Accord d'entreprise "Accord Télétravail" chez ACP - ACPQUALIFE (Siège)

Cet accord signé entre la direction de ACP - ACPQUALIFE et les représentants des salariés le 2018-09-27 est le résultat de la négociation sur le télétravail ou home office.

Périmètre d'application de la convention signée entre l'entreprise et les représentants des salariés

Numero : T01318001906
Date de signature : 2018-09-27
Nature : Accord
Raison sociale : ACPQUALIFE
Etablissement : 44264262500101 Siège

Télétravail : les points clés de la négociation

La négociation s'est portée sur le thème Télétravail

Conditions du dispositif télétravail pour les salariés : le texte complet de l'accord du 2018-09-27

PREAMBULE

Cet accord fait suite à une période d’expérimentation de 6 mois qui s’est terminée fin septembre 2018.

Il intègre les modifications liées aux retours d’expériences. Les demandes initiales faites lors de l’expérimentation sont prorogées dans le cadre de cet accord.

Le télétravail constitue une forme innovante d’organisation du travail ayant, entre autres, pour but, de donner plus de souplesse en permettant un meilleur équilibre entre vie professionnelle et vie personnelle, une amélioration des conditions de travail des collaborateurs et de permettre une plus grande autonomie dans l’accomplissement de leurs tâches. Le télétravail répond également aux engagements de l’entreprise en matière de RSE.

Le télétravail est conçu comme une modalité d’organisation du travail à part entière et est fondé sur une relation de confiance entre le collaborateur, le manager et l’entreprise.

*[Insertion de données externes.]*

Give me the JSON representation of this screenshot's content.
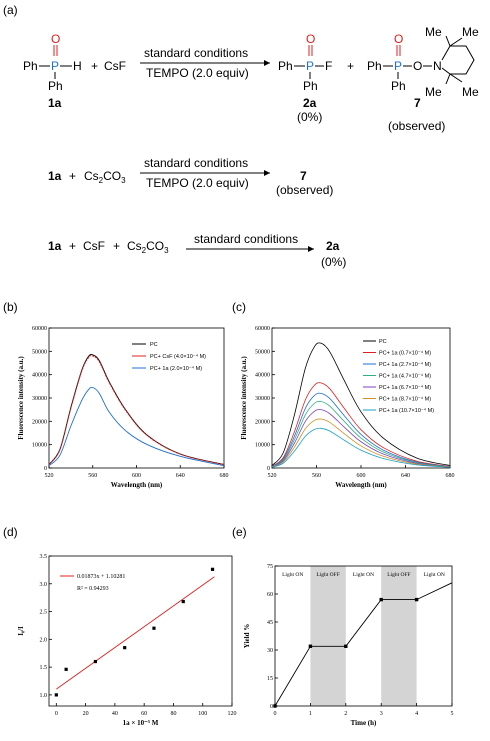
{
  "panels": {
    "a": "(a)",
    "b": "(b)",
    "c": "(c)",
    "d": "(d)",
    "e": "(e)"
  },
  "scheme": {
    "row1": {
      "ph1": "Ph",
      "ph2": "Ph",
      "ph3": "Ph",
      "ph4": "Ph",
      "ph5": "Ph",
      "ph6": "Ph",
      "P1": "P",
      "P2": "P",
      "P3": "P",
      "O1": "O",
      "O2": "O",
      "O3": "O",
      "H": "H",
      "F": "F",
      "N": "N",
      "plus1": "+",
      "plus2": "+",
      "csf": "CsF",
      "cond": "standard conditions",
      "tempo": "TEMPO (2.0 equiv)",
      "lbl1a": "1a",
      "lbl2a": "2a",
      "pct2a": "(0%)",
      "lbl7": "7",
      "obs7": "(observed)",
      "me1": "Me",
      "me2": "Me",
      "me3": "Me",
      "me4": "Me"
    },
    "row2": {
      "r": "1a",
      "plus": "+",
      "cs": "Cs",
      "sub2": "2",
      "co": "CO",
      "sub3": "3",
      "cond": "standard conditions",
      "tempo": "TEMPO (2.0 equiv)",
      "prod": "7",
      "obs": "(observed)"
    },
    "row3": {
      "r": "1a",
      "plus1": "+",
      "csf": "CsF",
      "plus2": "+",
      "cs": "Cs",
      "sub2": "2",
      "co": "CO",
      "sub3": "3",
      "cond": "standard conditions",
      "prod": "2a",
      "pct": "(0%)"
    }
  },
  "chart_data": [
    {
      "id": "b",
      "type": "line",
      "xlabel": "Wavelength (nm)",
      "ylabel": "Fluorescence intensity (a.u.)",
      "xlim": [
        520,
        680
      ],
      "ylim": [
        0,
        60000
      ],
      "xticks": [
        "520",
        "560",
        "600",
        "640",
        "680"
      ],
      "yticks": [
        "0",
        "10000",
        "20000",
        "30000",
        "40000",
        "50000",
        "60000"
      ],
      "legend": [
        "PC",
        "PC+ CsF (4.0×10⁻⁴ M)",
        "PC+ 1a (2.0×10⁻⁴ M)"
      ],
      "colors": [
        "#000000",
        "#e02020",
        "#1f6fd0"
      ],
      "series": [
        {
          "name": "PC",
          "x": [
            520,
            530,
            540,
            550,
            556,
            560,
            566,
            575,
            590,
            610,
            640,
            680
          ],
          "y": [
            1500,
            8000,
            26000,
            42000,
            47800,
            48500,
            46000,
            37000,
            25000,
            14000,
            6000,
            1500
          ]
        },
        {
          "name": "PC+ CsF (4.0×10⁻⁴ M)",
          "x": [
            520,
            530,
            540,
            550,
            556,
            560,
            566,
            575,
            590,
            610,
            640,
            680
          ],
          "y": [
            1400,
            7800,
            25500,
            41500,
            47200,
            48000,
            45500,
            36600,
            24700,
            13800,
            5900,
            1400
          ]
        },
        {
          "name": "PC+ 1a (2.0×10⁻⁴ M)",
          "x": [
            520,
            530,
            540,
            550,
            556,
            560,
            566,
            575,
            590,
            610,
            640,
            680
          ],
          "y": [
            1000,
            5500,
            18000,
            29000,
            33500,
            34500,
            32000,
            24000,
            16000,
            10000,
            5000,
            1000
          ]
        }
      ]
    },
    {
      "id": "c",
      "type": "line",
      "xlabel": "Wavelength (nm)",
      "ylabel": "Fluorescence intensity (a.u.)",
      "xlim": [
        520,
        680
      ],
      "ylim": [
        0,
        60000
      ],
      "xticks": [
        "520",
        "560",
        "600",
        "640",
        "680"
      ],
      "yticks": [
        "0",
        "10000",
        "20000",
        "30000",
        "40000",
        "50000",
        "60000"
      ],
      "legend": [
        "PC",
        "PC+ 1a (0.7×10⁻⁴ M)",
        "PC+ 1a (2.7×10⁻⁴ M)",
        "PC+ 1a (4.7×10⁻⁴ M)",
        "PC+ 1a (6.7×10⁻⁴ M)",
        "PC+ 1a (8.7×10⁻⁴ M)",
        "PC+ 1a (10.7×10⁻⁴ M)"
      ],
      "colors": [
        "#000000",
        "#e02020",
        "#1f6fd0",
        "#2fb080",
        "#8040c0",
        "#d09020",
        "#18a0c8"
      ],
      "peaks": [
        53500,
        36500,
        32000,
        28500,
        25000,
        21000,
        17000
      ],
      "x": [
        520,
        530,
        540,
        550,
        558,
        564,
        572,
        585,
        600,
        620,
        650,
        680
      ],
      "shape": [
        0.02,
        0.12,
        0.42,
        0.8,
        0.97,
        1.0,
        0.93,
        0.7,
        0.45,
        0.24,
        0.08,
        0.02
      ]
    },
    {
      "id": "d",
      "type": "scatter",
      "xlabel": "1a × 10⁻⁵ M",
      "ylabel": "I₀/I",
      "xlim": [
        -5,
        120
      ],
      "ylim": [
        0.8,
        3.5
      ],
      "xticks": [
        "0",
        "20",
        "40",
        "60",
        "80",
        "100",
        "120"
      ],
      "yticks": [
        "1.0",
        "1.5",
        "2.0",
        "2.5",
        "3.0",
        "3.5"
      ],
      "points": {
        "x": [
          0,
          6.7,
          26.7,
          46.7,
          66.7,
          86.7,
          106.7
        ],
        "y": [
          1.0,
          1.46,
          1.6,
          1.85,
          2.2,
          2.68,
          3.26
        ]
      },
      "fit": {
        "slope": 0.01873,
        "intercept": 1.10281,
        "color": "#e02020"
      },
      "legend_eq": "0.01873x + 1.10281",
      "legend_r2": "R² = 0.94293"
    },
    {
      "id": "e",
      "type": "line",
      "xlabel": "Time (h)",
      "ylabel": "Yield %",
      "xlim": [
        0,
        5
      ],
      "ylim": [
        0,
        75
      ],
      "xticks": [
        "0",
        "1",
        "2",
        "3",
        "4",
        "5"
      ],
      "yticks": [
        "0",
        "15",
        "30",
        "45",
        "60",
        "75"
      ],
      "x": [
        0,
        1,
        2,
        3,
        4,
        5
      ],
      "y": [
        0,
        32,
        32,
        57,
        57,
        66
      ],
      "bands": [
        [
          1,
          2
        ],
        [
          3,
          4
        ]
      ],
      "band_labels": [
        "Light ON",
        "Light OFF",
        "Light ON",
        "Light OFF",
        "Light ON"
      ]
    }
  ]
}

L’entreprise réaffirme les principes fondateurs du télétravail :

  • Le strict respect du volontariat

  • La préservation du lien social

  • Le respect de la vie privée

  • Le droit à la déconnexion

  • ARTICLE I – DEFINITION DU TELETRAVAIL

Le télétravail désigne toute forme d’organisation du travail, utilisant les technologies de l’information et de la communication, et dans laquelle un travail, qui aurait pu être réalisé dans les locaux de l’entreprise, est effectué hors de ces locaux de manière régulière et volontaire conformément aux dispositions prévues à l’article L.1222-9 du code du travail.

Le présent document ne concerne pas les situations d’aménagement de poste pour raison de santé liée à une situation temporaire.

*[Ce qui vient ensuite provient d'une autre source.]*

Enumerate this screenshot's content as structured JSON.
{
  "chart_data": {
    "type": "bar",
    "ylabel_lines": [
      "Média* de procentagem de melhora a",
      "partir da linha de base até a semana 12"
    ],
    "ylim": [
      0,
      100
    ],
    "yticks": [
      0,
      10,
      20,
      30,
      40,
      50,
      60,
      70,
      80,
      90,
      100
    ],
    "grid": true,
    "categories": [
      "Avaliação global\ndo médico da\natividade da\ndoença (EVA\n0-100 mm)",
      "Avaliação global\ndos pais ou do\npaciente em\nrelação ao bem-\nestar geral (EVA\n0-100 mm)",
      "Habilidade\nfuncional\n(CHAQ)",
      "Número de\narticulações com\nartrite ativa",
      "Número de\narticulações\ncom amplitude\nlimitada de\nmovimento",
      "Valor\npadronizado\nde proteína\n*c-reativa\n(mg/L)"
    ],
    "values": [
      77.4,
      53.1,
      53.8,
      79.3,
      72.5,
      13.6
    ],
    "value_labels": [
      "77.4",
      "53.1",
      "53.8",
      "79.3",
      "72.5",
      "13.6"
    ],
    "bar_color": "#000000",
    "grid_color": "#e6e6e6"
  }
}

Le télétravail n’est ni un droit absolu ni une obligation.

  • Article II – Accès au télétravail

L’accès au télétravail est subordonné à des conditions de faisabilité technique, organisationnelle et dans le respect de la sécurité et de la confidentialité des informations.

A ce jour, sont éligibles :

  • Les salariés en CDI ayant validé leur période d’essai

  • Les salariés de la BU Solutions

  • Les salariés de la BU Services sous certaines conditions décrites dans le paragraphe 2.2.

  • Les administratifs

A ce jour, ne sont pas éligibles :

  • Les salariés affectés à l’accueil physique

  • La population nomade

Pour les salariés en temps partiel ou en situation de handicap, les conditions d’éligibilité seront traitées au cas par cas.

En outre, l’organisation du télétravail ne doit pas porter atteinte au bon fonctionnement des Business Unit et/ou du client.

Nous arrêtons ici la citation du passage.